Death With Dignity Advocates Say Most Catholic Voters Support The Right To Die


A proposed bill in California that would have allowed terminally ill patients the right to die failed to advance last week, and its failure has been largely attributed to the Catholic Church's vehement insistence that it violates God's will. But Toni Broaddus, California campaign director at Compassion & Choices, a nonprofit committed to "helping everyone have the best death possible," told HuffPost Live the church's opposition doesn't accurately representing its constituents.

Broaddus, whose organization sponsored the California bill alongside two state senators, explained to HuffPost Live's Nancy Redd last week that the majority of religious voters don't stand with Los Angeles Archbishop José Gomez or the Catholic hierarchy in their opposition against the right to die.

"What we know in reality is that the majority of Catholic voters actually support it," Broaddus said. "The majority of Evangelical Christians actually support the bill. Protestants, Jews, people of all different religions support this legislation."

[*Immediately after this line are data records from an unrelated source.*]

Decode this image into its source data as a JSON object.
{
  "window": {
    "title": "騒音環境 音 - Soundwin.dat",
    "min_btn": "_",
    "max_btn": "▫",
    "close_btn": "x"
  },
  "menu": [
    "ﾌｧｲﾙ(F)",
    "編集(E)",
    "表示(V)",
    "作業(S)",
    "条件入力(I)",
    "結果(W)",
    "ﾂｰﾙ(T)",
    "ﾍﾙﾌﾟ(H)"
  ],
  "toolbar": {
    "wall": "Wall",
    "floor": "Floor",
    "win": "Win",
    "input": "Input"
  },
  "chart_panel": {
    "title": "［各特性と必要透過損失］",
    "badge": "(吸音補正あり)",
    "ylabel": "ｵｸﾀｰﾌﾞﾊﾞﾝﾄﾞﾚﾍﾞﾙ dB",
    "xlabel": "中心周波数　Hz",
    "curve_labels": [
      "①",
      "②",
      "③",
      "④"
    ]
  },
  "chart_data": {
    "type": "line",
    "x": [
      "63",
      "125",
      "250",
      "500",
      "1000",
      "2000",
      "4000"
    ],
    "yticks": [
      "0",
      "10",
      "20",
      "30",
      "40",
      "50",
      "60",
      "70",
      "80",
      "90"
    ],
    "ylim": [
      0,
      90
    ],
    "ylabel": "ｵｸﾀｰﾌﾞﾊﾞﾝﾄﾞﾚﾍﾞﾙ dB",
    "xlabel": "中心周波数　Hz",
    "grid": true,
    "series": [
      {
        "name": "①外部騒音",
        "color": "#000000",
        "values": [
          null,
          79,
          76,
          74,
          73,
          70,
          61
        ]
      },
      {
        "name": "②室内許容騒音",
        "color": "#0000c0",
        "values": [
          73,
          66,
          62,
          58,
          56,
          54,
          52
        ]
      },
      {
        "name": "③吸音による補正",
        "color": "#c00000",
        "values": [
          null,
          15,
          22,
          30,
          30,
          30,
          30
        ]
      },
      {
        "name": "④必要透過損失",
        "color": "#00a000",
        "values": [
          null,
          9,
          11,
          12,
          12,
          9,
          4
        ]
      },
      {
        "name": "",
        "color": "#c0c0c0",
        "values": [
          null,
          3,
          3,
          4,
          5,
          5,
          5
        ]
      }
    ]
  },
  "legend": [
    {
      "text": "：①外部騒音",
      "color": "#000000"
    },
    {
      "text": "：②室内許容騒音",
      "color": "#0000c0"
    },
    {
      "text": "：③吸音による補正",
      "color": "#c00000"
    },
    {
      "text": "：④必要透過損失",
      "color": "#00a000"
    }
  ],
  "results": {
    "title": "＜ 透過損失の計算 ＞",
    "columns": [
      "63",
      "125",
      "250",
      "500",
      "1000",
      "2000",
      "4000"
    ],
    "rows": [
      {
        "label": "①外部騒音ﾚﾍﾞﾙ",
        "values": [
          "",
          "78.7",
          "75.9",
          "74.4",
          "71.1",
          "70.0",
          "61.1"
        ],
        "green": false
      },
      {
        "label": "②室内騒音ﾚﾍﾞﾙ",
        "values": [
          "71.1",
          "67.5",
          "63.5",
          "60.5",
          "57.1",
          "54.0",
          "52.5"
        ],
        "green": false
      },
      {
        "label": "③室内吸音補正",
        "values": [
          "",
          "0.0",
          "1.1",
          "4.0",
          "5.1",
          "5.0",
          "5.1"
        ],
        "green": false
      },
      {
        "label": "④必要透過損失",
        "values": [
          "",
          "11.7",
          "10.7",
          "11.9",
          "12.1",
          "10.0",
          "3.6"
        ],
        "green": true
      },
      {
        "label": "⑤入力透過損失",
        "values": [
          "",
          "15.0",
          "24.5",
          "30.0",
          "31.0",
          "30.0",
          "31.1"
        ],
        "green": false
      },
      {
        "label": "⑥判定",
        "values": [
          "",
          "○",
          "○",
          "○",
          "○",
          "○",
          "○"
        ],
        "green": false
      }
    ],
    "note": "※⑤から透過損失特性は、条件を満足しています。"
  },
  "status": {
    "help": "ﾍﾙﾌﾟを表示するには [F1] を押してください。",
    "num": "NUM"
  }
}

She added that even people whose moral or religious beliefs oppose the right to die don't believe they have the right to take the option away from other people.

"So I don't think in the end it's about religion at all," she said. "I don't think it's about partisan politics. I think it's a very personal issue for people."

California civil rights attorney Christy O'Donnell, who has stage IV lung cancer and sued the state in May for her right to die, told HuffPost Live she's spent hours speaking with the religious opposition to ensure her advocacy is well-informed. But if she can open a dialogue with them, she argued, they should be able to understand the truth about their congregations.

"If I can take the last hours -- literally -- of my life to sit down with these faith-based leaders, then these same leaders should reach inside themselves and be willing to admit that their constituency may not agree with their interpretation of religion," O'Donnell said. "That every human being has to do that for themselves."